As the name suggests, Scotch whisky is the whisky made in Scotland. The country is known for whisky-making, which is an ancient art here, passed down from one generation to another. In Britain, the term ‘whisky’ corresponds to Scotch whisky, unless specified otherwise. Moreover, in English speaking countries of the world, it is referred just as ‘Scotch’. However, most people do not know much about Scotch whisky and tend to be cheated by the sellers. Thus, if you're spending a lot of money on buying that barrel of rich colored Scotch whisky and still not able to savor its natural taste, all is worthless. In effect, one should exercise caution while buying Scotch and make some important observations. To know more, read the tips on how to buy Scotch whisky.
Tips to Buy Scotch Whisky
- While buying a Scotch whisky, look for a label that clearly states ‘Made in Scotland’ or ‘Scotch Whisky.’ Do not give in to labels that state terms like ‘Scottish Whiskey’ as they can be deceiving. The appropriate term to be used is ‘Scotch Whisky’.
- Decide which variety of whisky you want to buy as Scotch whiskies are of five types: single malt, single grain, blended (or pure or vatted), blended grain and blended Scotch whisky. The last three are blends of grains from different distilleries. However, the single malts are the most expensive.

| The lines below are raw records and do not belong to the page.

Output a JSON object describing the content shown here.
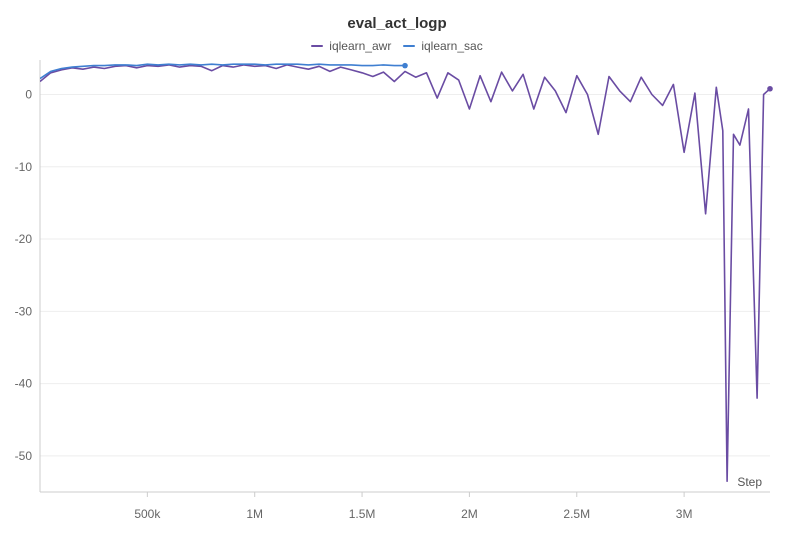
{
  "chart_data": {
    "type": "line",
    "title": "eval_act_logp",
    "xlabel": "Step",
    "ylabel": "",
    "xlim": [
      0,
      3400000
    ],
    "ylim": [
      -55,
      4.5
    ],
    "x_ticks": [
      500000,
      1000000,
      1500000,
      2000000,
      2500000,
      3000000
    ],
    "x_tick_labels": [
      "500k",
      "1M",
      "1.5M",
      "2M",
      "2.5M",
      "3M"
    ],
    "y_ticks": [
      0,
      -10,
      -20,
      -30,
      -40,
      -50
    ],
    "y_tick_labels": [
      "0",
      "-10",
      "-20",
      "-30",
      "-40",
      "-50"
    ],
    "grid": true,
    "legend": "top-center",
    "series": [
      {
        "name": "iqlearn_awr",
        "color": "#6a4ca3",
        "x": [
          0,
          50000,
          100000,
          150000,
          200000,
          250000,
          300000,
          350000,
          400000,
          450000,
          500000,
          550000,
          600000,
          650000,
          700000,
          750000,
          800000,
          850000,
          900000,
          950000,
          1000000,
          1050000,
          1100000,
          1150000,
          1200000,
          1250000,
          1300000,
          1350000,
          1400000,
          1450000,
          1500000,
          1550000,
          1600000,
          1650000,
          1700000,
          1750000,
          1800000,
          1850000,
          1900000,
          1950000,
          2000000,
          2050000,
          2100000,
          2150000,
          2200000,
          2250000,
          2300000,
          2350000,
          2400000,
          2450000,
          2500000,
          2550000,
          2600000,
          2650000,
          2700000,
          2750000,
          2800000,
          2850000,
          2900000,
          2950000,
          3000000,
          3050000,
          3100000,
          3150000,
          3180000,
          3200000,
          3230000,
          3260000,
          3300000,
          3340000,
          3370000,
          3400000
        ],
        "values": [
          1.8,
          3.0,
          3.4,
          3.7,
          3.5,
          3.8,
          3.6,
          3.9,
          4.0,
          3.7,
          4.0,
          3.9,
          4.1,
          3.8,
          4.0,
          3.9,
          3.3,
          4.0,
          3.8,
          4.1,
          3.9,
          4.0,
          3.6,
          4.1,
          3.8,
          3.5,
          3.9,
          3.2,
          3.8,
          3.4,
          3.0,
          2.5,
          3.1,
          1.8,
          3.2,
          2.4,
          3.0,
          -0.5,
          3.0,
          2.0,
          -2.0,
          2.6,
          -1.0,
          3.1,
          0.5,
          2.8,
          -2.0,
          2.4,
          0.5,
          -2.5,
          2.6,
          0.0,
          -5.5,
          2.5,
          0.5,
          -1.0,
          2.4,
          0.0,
          -1.5,
          1.4,
          -8.0,
          0.2,
          -16.5,
          1.0,
          -5.0,
          -53.5,
          -5.5,
          -7.0,
          -2.0,
          -42.0,
          0.0,
          0.8
        ]
      },
      {
        "name": "iqlearn_sac",
        "color": "#3f7fd1",
        "x": [
          0,
          50000,
          100000,
          150000,
          200000,
          250000,
          300000,
          350000,
          400000,
          450000,
          500000,
          550000,
          600000,
          650000,
          700000,
          750000,
          800000,
          850000,
          900000,
          950000,
          1000000,
          1050000,
          1100000,
          1150000,
          1200000,
          1250000,
          1300000,
          1350000,
          1400000,
          1450000,
          1500000,
          1550000,
          1600000,
          1650000,
          1700000
        ],
        "values": [
          2.2,
          3.2,
          3.6,
          3.8,
          3.9,
          4.0,
          4.0,
          4.1,
          4.1,
          4.0,
          4.2,
          4.1,
          4.2,
          4.1,
          4.2,
          4.1,
          4.2,
          4.1,
          4.2,
          4.2,
          4.2,
          4.1,
          4.2,
          4.2,
          4.2,
          4.1,
          4.2,
          4.1,
          4.1,
          4.1,
          4.0,
          4.0,
          4.1,
          4.0,
          4.0
        ]
      }
    ]
  }
}
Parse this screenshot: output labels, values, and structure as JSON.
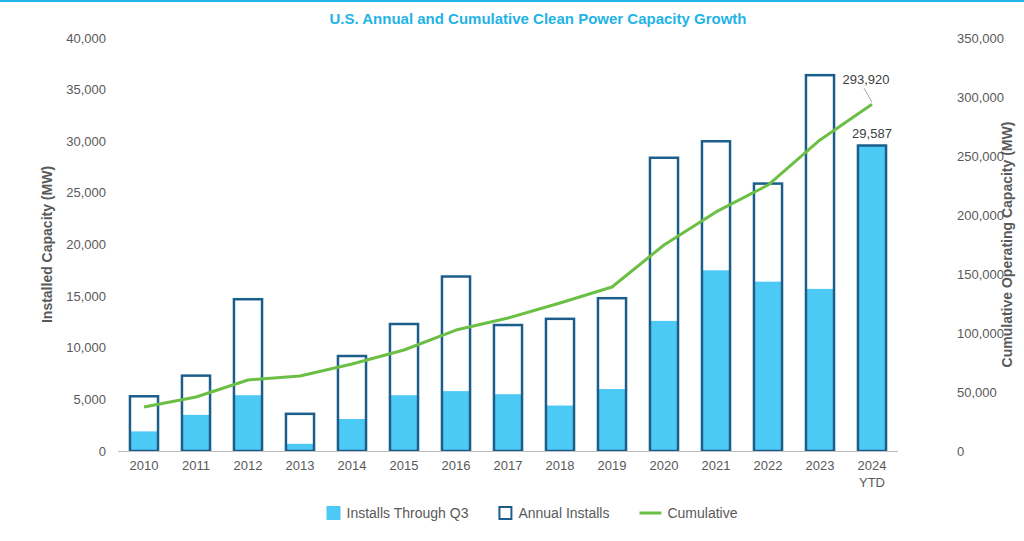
{
  "chart_data": {
    "type": "bar",
    "title": "U.S. Annual and Cumulative Clean Power Capacity Growth",
    "y_label": "Installed Capacity (MW)",
    "y2_label": "Cumulative Operating Capacity (MW)",
    "categories": [
      "2010",
      "2011",
      "2012",
      "2013",
      "2014",
      "2015",
      "2016",
      "2017",
      "2018",
      "2019",
      "2020",
      "2021",
      "2022",
      "2023",
      "2024 YTD"
    ],
    "series": [
      {
        "name": "Installs Through Q3",
        "type": "bar",
        "color": "#4dc9f6",
        "values": [
          1900,
          3500,
          5400,
          700,
          3100,
          5400,
          5800,
          5500,
          4400,
          6000,
          12600,
          17500,
          16400,
          15700,
          29587
        ],
        "value_labels": [
          null,
          null,
          null,
          null,
          null,
          null,
          null,
          null,
          null,
          null,
          null,
          null,
          null,
          null,
          "29,587"
        ]
      },
      {
        "name": "Annual Installs",
        "type": "bar",
        "color": "#1b5e8c",
        "values": [
          5300,
          7300,
          14700,
          3600,
          9200,
          12300,
          16900,
          12200,
          12800,
          14800,
          28400,
          30000,
          25900,
          36400,
          29587
        ]
      },
      {
        "name": "Cumulative",
        "type": "line",
        "axis": "y2",
        "color": "#6cbf45",
        "line_style": "solid",
        "values": [
          37300,
          45800,
          60200,
          63600,
          73700,
          85600,
          102500,
          112700,
          125400,
          139000,
          174600,
          202600,
          225400,
          263600,
          293920
        ],
        "value_labels": [
          null,
          null,
          null,
          null,
          null,
          null,
          null,
          null,
          null,
          null,
          null,
          null,
          null,
          null,
          "293,920"
        ]
      }
    ],
    "ylim": [
      0,
      40000
    ],
    "yticks": [
      0,
      {
        "value": 5000,
        "label": "5,000"
      },
      {
        "value": 10000,
        "label": "10,000"
      },
      {
        "value": 15000,
        "label": "15,000"
      },
      {
        "value": 20000,
        "label": "20,000"
      },
      {
        "value": 25000,
        "label": "25,000"
      },
      {
        "value": 30000,
        "label": "30,000"
      },
      {
        "value": 35000,
        "label": "35,000"
      },
      {
        "value": 40000,
        "label": "40,000"
      }
    ],
    "y2lim": [
      0,
      350000
    ],
    "y2ticks": [
      0,
      {
        "value": 50000,
        "label": "50,000"
      },
      {
        "value": 100000,
        "label": "100,000"
      },
      {
        "value": 150000,
        "label": "150,000"
      },
      {
        "value": 200000,
        "label": "200,000"
      },
      {
        "value": 250000,
        "label": "250,000"
      },
      {
        "value": 300000,
        "label": "300,000"
      },
      {
        "value": 350000,
        "label": "350,000"
      }
    ],
    "stacked": false,
    "grid": false,
    "legend": "bottom"
  }
}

- Another thing that should be considered is the region of origin. Scotland comprises of six Scotch - producing regions, which have their own traditional methods of making whisky. The authentic regions, which are usually listed on the label are, Lowland, Highland (Dalmore, Aberfeldy), Speyside (Glenfiddich, the Glenlivet), the Islands (Orkney), Campbeltown (Glengyle, Glen Scotia) and Islay (Bruichladdich, Bunnahabhain). Beware of any other region mentioned on the label.
- Another way of checking the authenticity is by tasting the whisky. You can compare a variety of whiskies by their flavors, which correspond to the age of whisky, depending on different amounts of time. Majority of whiskies are aged for a minimum of eight years, while some are aged for even more. However, though a whisky is aged for a long time, it doesn't authenticate its quality.
- Color is yet another factor, which should be noted while tasting different whiskies. The ones aged in old sherry barrels are usually darker whereas those aged in recycled bourbon barrels tend to be lighter.